Oz awaits coronation
Australia expected to become world's largest LNG exporter next year, as buyers line up
Australia is nearing the end of a prolonged investment phase which will raise total installed liquefied natural gas liquefaction capacity to 88 million tonnes a year across 10 projects and three states. Once the two final projects—
Shell's Prelude FLNG and Inpex and Total's Ichthys LNG—fully ramp up in 2019, Australia will be the world's largest LNG exporter and a major supplier to gas buyers in Japan, South Korea and China.
But the journey has been long, challenging and costly to everyone involved, and continues to have repercussions for state and federal policy, local consumers and investors.
The uniqueness and complexity of the LNG megaprojects, Australia's sheer geographic size, the sensitivity of its natural environment as well as the country's tight labour force have been huge hurdles for developers to overcome.
As a result, much of the new Aussie LNG coming to market is some of the costliest on the supply curve. Unfortunately, start-up timing has also coincided with a sharp upswing in the production and planned export of cheaper US LNG and cost competitive gas from Qatar and Russia.
Further, a near halving of oil-indexed LNG prices in late-2014, and a short-term surplus of supply in Asia, put downward pressure on contracted prices and buying practices. The next few years could be tough for Aussie LNG.
Oil prices have compounded the high cost of sourcing new coal bed methane (CBM) putting pressure on CBM-to-LNG export projects, notably in Queensland. That's lead to a tightening of the domestic gas market as LNG operators tap third party operations originally intended for local use.
This has caused no end of headaches for Federal policymakers who continue to struggle with the local east coast gas market's exposure to the vagaries of international LNG—which has pushed up prices in the domestic market. In response, at least two companies are now proposing importing LNG into Australia's eastern gas market through floating storage regasification units (FSRUs). That seems unheard of for a nation awash with gas reserves.
Meanwhile, the dynamics of the international LNG market are changing and with it new longer-term opportunities are emerging for Aussie exporters able to reduce their cost base through efficiencies, collaboration and prudent brownfield expansion.
The 16.9m t/y North West Shelf (NWS) LNG export facility, Australia's oldest and largest, is set for a new lease of life as the six joint venture partners tap new supply to backfill a low-cost facility which has largely been paid off.

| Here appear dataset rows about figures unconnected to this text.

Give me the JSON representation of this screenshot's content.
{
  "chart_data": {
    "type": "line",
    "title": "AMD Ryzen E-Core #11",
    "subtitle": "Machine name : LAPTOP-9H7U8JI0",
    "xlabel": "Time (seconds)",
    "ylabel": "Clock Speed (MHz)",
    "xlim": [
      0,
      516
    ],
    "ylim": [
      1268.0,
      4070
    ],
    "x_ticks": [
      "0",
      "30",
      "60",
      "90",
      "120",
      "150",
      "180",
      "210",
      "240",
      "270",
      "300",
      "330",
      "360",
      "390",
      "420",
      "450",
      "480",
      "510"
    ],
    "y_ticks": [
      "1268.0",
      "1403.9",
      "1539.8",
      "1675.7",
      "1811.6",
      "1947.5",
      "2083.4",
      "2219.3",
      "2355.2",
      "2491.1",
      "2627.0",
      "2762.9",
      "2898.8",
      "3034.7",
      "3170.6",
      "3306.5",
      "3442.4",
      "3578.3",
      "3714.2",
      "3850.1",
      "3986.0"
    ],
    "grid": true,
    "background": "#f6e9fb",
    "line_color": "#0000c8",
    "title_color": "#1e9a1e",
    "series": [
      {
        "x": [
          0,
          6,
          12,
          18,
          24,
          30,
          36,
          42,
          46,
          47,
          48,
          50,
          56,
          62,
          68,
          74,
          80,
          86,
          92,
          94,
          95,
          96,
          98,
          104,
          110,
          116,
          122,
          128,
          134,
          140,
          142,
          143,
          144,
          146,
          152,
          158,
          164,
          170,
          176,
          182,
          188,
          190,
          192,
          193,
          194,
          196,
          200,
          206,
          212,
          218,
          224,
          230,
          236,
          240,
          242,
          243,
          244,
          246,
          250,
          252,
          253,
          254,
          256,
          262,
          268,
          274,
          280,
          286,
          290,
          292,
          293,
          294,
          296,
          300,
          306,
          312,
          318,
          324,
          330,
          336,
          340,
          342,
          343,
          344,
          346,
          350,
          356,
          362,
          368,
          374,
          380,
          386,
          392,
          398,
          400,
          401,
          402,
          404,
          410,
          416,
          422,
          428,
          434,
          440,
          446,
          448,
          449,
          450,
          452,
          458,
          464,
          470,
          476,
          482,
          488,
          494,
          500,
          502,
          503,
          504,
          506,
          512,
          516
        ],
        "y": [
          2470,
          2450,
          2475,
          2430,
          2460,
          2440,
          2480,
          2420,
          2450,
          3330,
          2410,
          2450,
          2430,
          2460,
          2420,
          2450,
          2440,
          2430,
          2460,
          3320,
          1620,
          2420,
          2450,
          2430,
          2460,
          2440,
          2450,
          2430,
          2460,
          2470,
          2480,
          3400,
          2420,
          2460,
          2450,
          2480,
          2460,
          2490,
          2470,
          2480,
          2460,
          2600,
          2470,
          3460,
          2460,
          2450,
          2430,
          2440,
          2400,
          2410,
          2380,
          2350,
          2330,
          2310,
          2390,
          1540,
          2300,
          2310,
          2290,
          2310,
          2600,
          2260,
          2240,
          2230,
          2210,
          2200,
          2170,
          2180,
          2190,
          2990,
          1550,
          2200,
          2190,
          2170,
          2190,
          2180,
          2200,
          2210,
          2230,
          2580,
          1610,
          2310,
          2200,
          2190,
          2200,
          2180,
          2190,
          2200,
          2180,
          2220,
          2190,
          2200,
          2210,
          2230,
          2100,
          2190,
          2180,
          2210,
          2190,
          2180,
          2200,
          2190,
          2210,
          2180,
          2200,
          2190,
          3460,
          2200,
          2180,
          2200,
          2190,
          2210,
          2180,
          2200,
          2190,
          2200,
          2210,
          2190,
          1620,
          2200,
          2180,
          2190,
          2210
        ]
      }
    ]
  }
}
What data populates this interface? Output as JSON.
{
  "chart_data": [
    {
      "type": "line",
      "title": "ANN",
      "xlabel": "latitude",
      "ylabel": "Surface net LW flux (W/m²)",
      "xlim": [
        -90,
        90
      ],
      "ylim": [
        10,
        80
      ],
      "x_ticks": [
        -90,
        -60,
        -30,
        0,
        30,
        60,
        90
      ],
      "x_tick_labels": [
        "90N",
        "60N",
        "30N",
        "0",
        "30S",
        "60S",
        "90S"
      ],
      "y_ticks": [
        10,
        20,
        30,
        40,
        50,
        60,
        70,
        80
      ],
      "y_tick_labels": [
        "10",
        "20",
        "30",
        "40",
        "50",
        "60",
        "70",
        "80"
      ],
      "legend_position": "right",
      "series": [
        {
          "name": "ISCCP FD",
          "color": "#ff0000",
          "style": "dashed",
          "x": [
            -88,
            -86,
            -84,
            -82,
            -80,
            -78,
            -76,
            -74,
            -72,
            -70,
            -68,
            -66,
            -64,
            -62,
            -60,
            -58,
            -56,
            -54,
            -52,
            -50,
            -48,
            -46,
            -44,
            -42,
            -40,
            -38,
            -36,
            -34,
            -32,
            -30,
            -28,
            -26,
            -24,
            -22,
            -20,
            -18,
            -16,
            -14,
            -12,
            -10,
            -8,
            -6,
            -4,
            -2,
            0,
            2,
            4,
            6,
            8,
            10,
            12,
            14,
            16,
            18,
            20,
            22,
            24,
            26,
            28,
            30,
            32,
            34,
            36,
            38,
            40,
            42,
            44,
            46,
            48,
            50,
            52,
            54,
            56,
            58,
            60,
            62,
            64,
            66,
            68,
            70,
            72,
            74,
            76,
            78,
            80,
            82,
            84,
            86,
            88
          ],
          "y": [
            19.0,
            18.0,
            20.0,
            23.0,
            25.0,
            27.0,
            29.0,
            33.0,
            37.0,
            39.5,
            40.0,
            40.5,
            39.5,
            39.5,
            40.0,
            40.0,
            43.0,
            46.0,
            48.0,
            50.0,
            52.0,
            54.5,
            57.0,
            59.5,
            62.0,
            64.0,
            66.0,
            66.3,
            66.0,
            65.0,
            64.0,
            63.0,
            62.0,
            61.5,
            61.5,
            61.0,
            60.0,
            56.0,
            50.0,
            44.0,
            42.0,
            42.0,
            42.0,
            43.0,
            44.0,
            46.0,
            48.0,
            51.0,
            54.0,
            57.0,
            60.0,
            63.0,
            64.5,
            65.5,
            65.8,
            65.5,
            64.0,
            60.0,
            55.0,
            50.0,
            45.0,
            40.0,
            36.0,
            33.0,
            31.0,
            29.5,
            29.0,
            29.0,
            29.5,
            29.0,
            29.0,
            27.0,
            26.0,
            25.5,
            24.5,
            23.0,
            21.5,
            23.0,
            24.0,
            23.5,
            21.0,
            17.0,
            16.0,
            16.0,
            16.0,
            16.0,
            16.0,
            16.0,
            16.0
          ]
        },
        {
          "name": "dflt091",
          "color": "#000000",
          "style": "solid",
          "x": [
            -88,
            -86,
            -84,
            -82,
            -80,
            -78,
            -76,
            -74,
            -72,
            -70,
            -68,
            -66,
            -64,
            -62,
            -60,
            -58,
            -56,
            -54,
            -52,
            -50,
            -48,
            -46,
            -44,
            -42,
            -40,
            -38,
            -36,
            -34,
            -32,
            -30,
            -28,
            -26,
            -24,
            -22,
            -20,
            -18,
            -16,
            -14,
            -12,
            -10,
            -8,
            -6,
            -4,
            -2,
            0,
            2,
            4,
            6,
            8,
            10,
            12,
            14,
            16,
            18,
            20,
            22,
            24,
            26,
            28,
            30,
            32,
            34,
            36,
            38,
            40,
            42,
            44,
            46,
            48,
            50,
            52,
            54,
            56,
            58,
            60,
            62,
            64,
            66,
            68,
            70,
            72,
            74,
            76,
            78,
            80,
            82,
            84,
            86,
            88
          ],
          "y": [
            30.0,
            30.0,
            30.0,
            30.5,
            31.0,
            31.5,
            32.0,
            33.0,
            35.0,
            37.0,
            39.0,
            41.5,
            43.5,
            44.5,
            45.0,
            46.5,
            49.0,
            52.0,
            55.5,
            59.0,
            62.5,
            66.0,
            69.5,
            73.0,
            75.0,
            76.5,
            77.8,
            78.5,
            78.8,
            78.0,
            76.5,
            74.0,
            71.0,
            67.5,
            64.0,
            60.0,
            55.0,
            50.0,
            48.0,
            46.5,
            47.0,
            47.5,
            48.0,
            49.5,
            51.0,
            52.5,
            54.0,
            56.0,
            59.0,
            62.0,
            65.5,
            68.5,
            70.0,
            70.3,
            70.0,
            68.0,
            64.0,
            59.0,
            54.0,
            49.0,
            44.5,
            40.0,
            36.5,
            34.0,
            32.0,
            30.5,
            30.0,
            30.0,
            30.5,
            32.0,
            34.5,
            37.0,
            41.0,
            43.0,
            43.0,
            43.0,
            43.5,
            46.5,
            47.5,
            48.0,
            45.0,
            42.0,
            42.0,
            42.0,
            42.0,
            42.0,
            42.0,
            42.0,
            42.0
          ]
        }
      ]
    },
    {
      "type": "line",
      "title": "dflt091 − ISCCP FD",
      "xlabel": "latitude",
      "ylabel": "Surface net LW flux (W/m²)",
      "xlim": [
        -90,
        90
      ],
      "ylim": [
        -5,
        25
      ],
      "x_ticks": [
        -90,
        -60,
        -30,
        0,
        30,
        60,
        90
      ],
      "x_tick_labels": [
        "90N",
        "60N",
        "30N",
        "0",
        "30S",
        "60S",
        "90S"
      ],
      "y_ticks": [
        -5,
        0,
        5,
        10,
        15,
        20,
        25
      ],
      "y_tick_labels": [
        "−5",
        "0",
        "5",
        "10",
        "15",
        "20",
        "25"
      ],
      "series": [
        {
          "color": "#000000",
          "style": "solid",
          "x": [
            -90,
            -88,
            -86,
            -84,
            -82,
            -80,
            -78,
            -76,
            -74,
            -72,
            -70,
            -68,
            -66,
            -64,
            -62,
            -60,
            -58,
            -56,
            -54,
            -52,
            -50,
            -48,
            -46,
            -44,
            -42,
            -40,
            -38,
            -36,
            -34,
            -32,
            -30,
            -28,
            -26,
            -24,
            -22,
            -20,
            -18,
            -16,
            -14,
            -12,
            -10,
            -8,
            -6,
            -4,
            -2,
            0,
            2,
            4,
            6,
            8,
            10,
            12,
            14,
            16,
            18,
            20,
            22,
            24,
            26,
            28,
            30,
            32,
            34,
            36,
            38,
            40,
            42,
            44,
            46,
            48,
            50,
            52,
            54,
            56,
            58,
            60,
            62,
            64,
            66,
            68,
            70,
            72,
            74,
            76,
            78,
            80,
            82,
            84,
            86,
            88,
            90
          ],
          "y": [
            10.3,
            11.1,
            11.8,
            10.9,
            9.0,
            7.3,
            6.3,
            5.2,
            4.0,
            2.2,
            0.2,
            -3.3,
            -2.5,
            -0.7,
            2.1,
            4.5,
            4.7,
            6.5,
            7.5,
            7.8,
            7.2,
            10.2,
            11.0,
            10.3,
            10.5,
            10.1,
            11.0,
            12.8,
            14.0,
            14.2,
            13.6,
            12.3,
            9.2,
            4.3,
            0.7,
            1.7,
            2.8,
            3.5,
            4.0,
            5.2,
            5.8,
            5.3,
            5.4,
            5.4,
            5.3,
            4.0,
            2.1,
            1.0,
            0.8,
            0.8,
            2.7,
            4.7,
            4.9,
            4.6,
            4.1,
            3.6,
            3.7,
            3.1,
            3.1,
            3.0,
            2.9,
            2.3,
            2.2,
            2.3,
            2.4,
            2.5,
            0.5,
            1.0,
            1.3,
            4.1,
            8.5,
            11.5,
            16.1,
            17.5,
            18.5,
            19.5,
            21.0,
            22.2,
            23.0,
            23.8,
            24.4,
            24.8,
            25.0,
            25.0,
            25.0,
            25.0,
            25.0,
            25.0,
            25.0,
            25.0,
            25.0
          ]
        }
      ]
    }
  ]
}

Realising that low cost is king in international LNG, Woodside is negotiating with its NWS partners
BHP, BP, Chevron, Shell and MIMI to use the facility to export gas to Asian customers from the Scarborough and Browse fields offshore Western Australia.
Further north, in the country's Northern Territory, the low-cost Darwin LNG facility is set for expansion as operator
ConocoPhillips taps new supply from the Caldita and Barossa fields in the Bonaparte Basin to offset falling production from the Bayu Undan field in the Timor Sea.
Meanwhile, Shell has indicated that the Prelude floating LNG project will be completed before August 2018. First gas production at Inpex's two-train Ichthys project is also expected to start around then.
That follows the recent start-up of Chevron's Gorgon and Wheatstone LNG projects offshore Western Australia which will be expanded to meet growing international demand, particularly from China and emerging markets in Southeast Asia.
As a result of the LNG investment boom, Australia's earnings from LNG exports are forecast to increase from A$23bn (US$17bn) in 2016-17 to $39bn in 2022-23. LNG is also forecast to overtake metallurgical coal as Australia's second largest resource and energy export in 2018-19.
Regardless of whether Aussie LNG can match low cost supplies from the US, Russia or Qatar in the years ahead, it will remain a dominant supplier into a growing Asian market for years to come.